Not that configurations matter with this vulnerability, VMware said last week. “This vulnerability can be used by anyone who can reach vCenter Server over the network to gain access, regardless of the configuration settings of vCenter Server,” said Bob Plankers, technical marketing architect at VMware, when VMware announced the vulnerability on Tuesday.
CERT/CC vulnerability analyst Will Dormann noted that a redacted PoC that Vu listed at the start of a thread that began on Friday didn’t require CEIP to be enabled. “Unclear if THAT one is being used in the wild now,” Dormann said.
According to Vu’s technical analysis, the full, unredacted PoC starts with a request to create a directory for path traversal and schedules the spawn of a reverse shell.
History of a Bad Bug
VMware announced CVE-2021-22005 a week ago, on Sept. 21, as part of a security update that included patches for 19 CVE-numbered vulnerabilities that affect the company’s vCenter Server virtualization management platform and its hybrid Cloud Foundation platform for managing VMs and orchestrating containers.
They were all serious, but CVE-2021-22005 – a critical arbitrary file upload vulnerability in the Analytics service – was assigned a CVSSv3 base score of 9.8 out of a maximum severity rating of 10. VMware urged users to declare an “emergency change” per ITIL definitions of change types and to patch as soon as possible.
Also, on Friday, the Cybersecurity and Infrastructure Security Agency (CISA) warned that VMware had confirmed that threat actors were exploiting the bug and that security researchers were reporting mass scanning for vulnerable vCenter servers and publicly available exploit code. CISA urged users with vulnerable systems to prioritize updating or to apply VMware’s workaround.
“Due to the availability of exploit code, CISA expects widespread exploitation of this vulnerability,” the advisory stated.
Know What Assets Need to Be Patched
In addition to prioritizing patching, it’s important to know about all the assets that need to be patched, according to Greg Fitzgerald, co-founder of the cybersecurity firm Sevco Security.
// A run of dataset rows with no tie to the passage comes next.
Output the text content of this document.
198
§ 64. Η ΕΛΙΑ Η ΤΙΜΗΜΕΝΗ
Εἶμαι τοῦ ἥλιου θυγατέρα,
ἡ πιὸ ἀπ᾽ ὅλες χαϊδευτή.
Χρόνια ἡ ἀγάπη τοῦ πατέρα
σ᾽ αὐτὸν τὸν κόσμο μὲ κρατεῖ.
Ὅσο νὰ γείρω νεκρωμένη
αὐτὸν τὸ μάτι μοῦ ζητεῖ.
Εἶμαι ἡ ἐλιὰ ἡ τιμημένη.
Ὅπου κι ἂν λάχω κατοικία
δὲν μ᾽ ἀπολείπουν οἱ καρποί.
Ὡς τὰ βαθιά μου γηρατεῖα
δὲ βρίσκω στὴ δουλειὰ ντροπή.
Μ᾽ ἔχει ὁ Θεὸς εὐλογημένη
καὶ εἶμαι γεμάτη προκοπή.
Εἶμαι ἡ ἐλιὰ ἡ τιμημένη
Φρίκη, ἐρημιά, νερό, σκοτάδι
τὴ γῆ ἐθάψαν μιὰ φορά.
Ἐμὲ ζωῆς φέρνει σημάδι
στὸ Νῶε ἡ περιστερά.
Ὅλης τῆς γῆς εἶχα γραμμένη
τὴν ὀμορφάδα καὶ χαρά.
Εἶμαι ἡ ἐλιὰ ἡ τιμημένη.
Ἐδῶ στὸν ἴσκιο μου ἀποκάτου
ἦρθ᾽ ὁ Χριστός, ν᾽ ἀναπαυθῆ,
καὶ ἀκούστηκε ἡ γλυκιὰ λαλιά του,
“We’ve found that the vast majority of enterprises have robust patch management tools that are extremely effective at what they’re designed to do: Applying patches to assets that security and IT teams know about,” he told Threatpost via email on Tuesday.
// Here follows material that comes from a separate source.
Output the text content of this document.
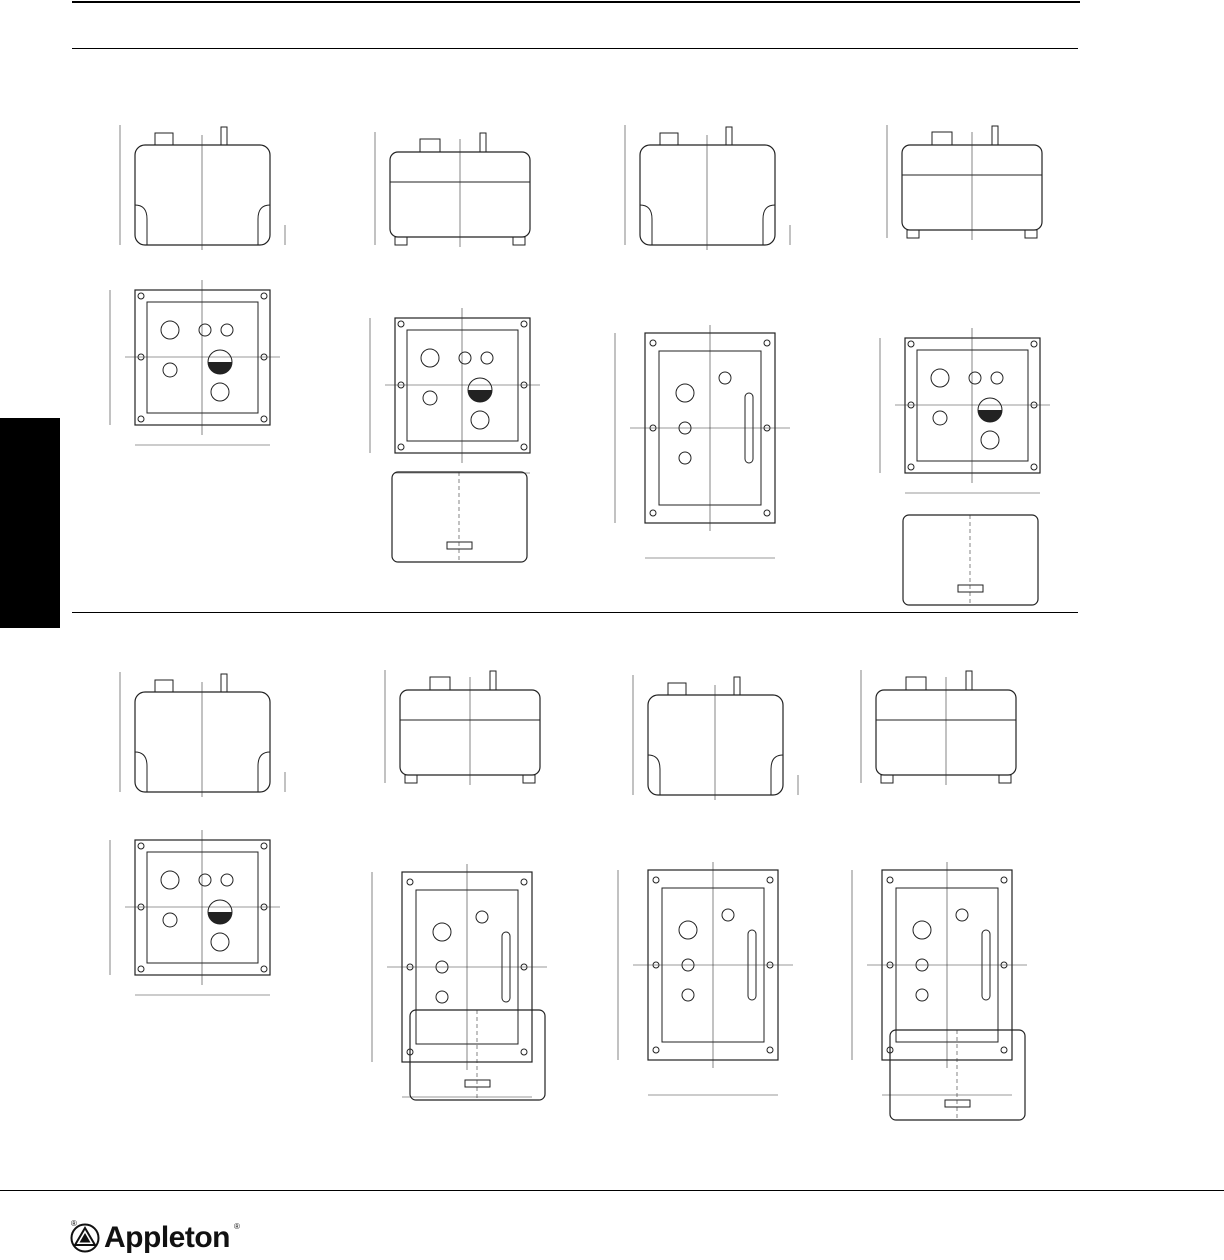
Appleton ®
®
He continued: “Companies are not getting breached because their patch management tools aren’t good enough. They’re getting breached because it’s impossible to patch an asset you don’t know is there in the first place. Maintaining an accurate IT asset inventory in a dynamic environment is really hard to do. Threat actors figured that out a long time ago and work around the clock to exploit it. The first step to combating threats like this one is to establish a continuously updated, accurate inventory of all enterprise assets to serve as a foundational control for your security program.”